American Academy of Family Physicians Adopts New Position of “Engaged Neutrality” on Medical Aid in Dying
Resolution by AMA’s 2nd largest component society Urges AMA to Drop Opposition to End-of-Life Care Option
The American Academy of Family Physicians (AAFP), broke ranks with the American Medical Association (AMA) today, by adopting a new position of “engaged neutrality” on the issue of medical aid in dying.
Since the new position by AAFP, the second largest component society of the AMA with more than 120,000 members, is at odds with the 1993 AMA Code of Medical Ethics Opinion 5.7 opposing “assisted suicide,” the resolution required a two-thirds supermajority vote to approve it. AAFP delegates approved the resolution, which ”captured the spirit” of resolutions introduced by the California, New Mexico, New York and Washington Academy of Family Physicians, by voice vote with no objections.
“The action taken today allows the AAFP to advocate for engaged neutrality on this subject at future AMA House of Delegates meetings,” said Michael Munger, MD, president of the AAFP. “Our bylaws state any resolution that differs from the AMA Code of Ethics requires a two-thirds vote of the AAFP Congress of Delegates. This resolution passed by that majority.
“Through our ongoing and continuous relationship with our patients, family physicians are well-positioned to counsel patients on end-of-life care, and we are engaged in creating change in the best interest of our patients.”
“As a former delegate for the American Academy of Family Physicians, I am proud that the organization has adopted a position of engaged neutrality to ensure its members can advise terminally ill patients about all end-of-life care options and provide them,” said Compassion & Choices National Medical Director Dr. David Grube, who was honored as Family Physician of the Year by the Oregon Academy of Family Physicians in 1986 and Oregon Medical Association Doctor Citizen of the Year in 2009. “I believe many AMA constituent societies will follow suit, so it is only a matter of time before the AMA does as well.”

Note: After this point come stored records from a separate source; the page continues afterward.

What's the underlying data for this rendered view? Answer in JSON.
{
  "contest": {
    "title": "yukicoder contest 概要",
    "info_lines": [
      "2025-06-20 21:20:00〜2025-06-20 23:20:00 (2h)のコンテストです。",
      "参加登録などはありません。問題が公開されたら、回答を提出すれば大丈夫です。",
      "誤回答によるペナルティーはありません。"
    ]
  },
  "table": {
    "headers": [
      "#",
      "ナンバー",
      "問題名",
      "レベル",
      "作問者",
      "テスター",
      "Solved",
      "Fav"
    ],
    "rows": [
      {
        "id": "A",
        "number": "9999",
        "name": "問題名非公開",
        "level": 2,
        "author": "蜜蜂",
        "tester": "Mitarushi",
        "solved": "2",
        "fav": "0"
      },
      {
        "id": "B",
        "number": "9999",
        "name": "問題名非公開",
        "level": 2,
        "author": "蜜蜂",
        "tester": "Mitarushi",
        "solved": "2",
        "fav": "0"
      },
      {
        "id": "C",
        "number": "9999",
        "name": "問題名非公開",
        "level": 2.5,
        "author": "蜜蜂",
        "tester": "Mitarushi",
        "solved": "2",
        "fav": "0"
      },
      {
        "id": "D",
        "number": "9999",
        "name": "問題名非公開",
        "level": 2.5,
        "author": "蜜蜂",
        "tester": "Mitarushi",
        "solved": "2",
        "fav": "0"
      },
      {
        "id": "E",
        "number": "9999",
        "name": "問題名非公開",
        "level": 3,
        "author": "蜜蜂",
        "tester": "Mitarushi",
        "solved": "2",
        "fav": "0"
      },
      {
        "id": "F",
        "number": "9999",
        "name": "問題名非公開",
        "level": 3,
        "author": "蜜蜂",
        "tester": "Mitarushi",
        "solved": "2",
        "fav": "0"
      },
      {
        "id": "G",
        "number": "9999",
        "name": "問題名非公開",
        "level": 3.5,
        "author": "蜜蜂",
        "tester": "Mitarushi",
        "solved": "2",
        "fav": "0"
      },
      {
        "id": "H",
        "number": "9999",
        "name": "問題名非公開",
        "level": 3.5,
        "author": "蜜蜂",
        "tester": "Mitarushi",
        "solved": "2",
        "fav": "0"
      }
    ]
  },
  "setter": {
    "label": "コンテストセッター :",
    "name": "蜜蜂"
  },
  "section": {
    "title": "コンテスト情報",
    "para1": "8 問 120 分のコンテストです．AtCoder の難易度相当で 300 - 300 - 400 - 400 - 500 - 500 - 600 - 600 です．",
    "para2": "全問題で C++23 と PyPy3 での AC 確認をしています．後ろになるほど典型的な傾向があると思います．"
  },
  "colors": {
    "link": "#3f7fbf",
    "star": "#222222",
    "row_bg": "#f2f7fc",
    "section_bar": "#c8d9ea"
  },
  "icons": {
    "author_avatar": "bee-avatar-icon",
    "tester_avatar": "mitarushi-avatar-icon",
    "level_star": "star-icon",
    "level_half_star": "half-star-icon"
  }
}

“By supporting the AMA’s opposition to medical aid in dying, some members feel the AAFP is telling them that they are unethical,” concludes the resolution. “Overall, the testimony provided in the hearing supported development of an AAFP position of engaged neutrality toward medical aid in dying as a personal decision made by the patient in the context of the physician-patient relationship … the American Academy of Family Physicians [sic] reject the use of the phrase ‘assisted suicide’ or ‘physician-assisted suicide’ in formal statements or documents and [sic] direct the AAFP’s American Medical Association (AMA) delegation to promote the same in the AMA House of Delegates.”
Medical aid in dying has been authorized in Washington, D.C., and seven states: California, Colorado, Hawai‘i, Montana, Oregon, Vermont, Washington and California. Collectively, these eight jurisdictions represent nearly one out of five Americans (19%) and have 40 years of combined experience safely using this end-of-life care option.
According to a 2016 Medscape online survey, more than 7,500 doctors from over 25 specialties agreed by nearly a 2-1 margin (57% vs. 29%) that “physician-assisted dying [should] be allowed for terminally ill patients.”
Last June, the AMA House of Delegates voted 56 to 44 percent to reject a report by its Council on Ethical and Judicial Affairs (CEJA) that recommended the AMA maintain its Code of Medical Ethics’ opposition to medical aid in dying. Instead, the House of Delegates referred the report back to CEJA for further work.
In fact, the CEJA report implicitly acknowledged that medical aid-in-dying laws improve end-of-life care by spurring conversations between physicians and terminally ill patients about all end-of-life care options, such as hospice and palliative care:
“Patient requests for [medical aid in dying] invite physicians to have the kind of difficult conversations that are too often avoided. They open opportunities to explore the patient’s goals and concerns, to learn what about the situation the individual finds intolerable and to respond creatively to the patient’s needs …” the report concluded.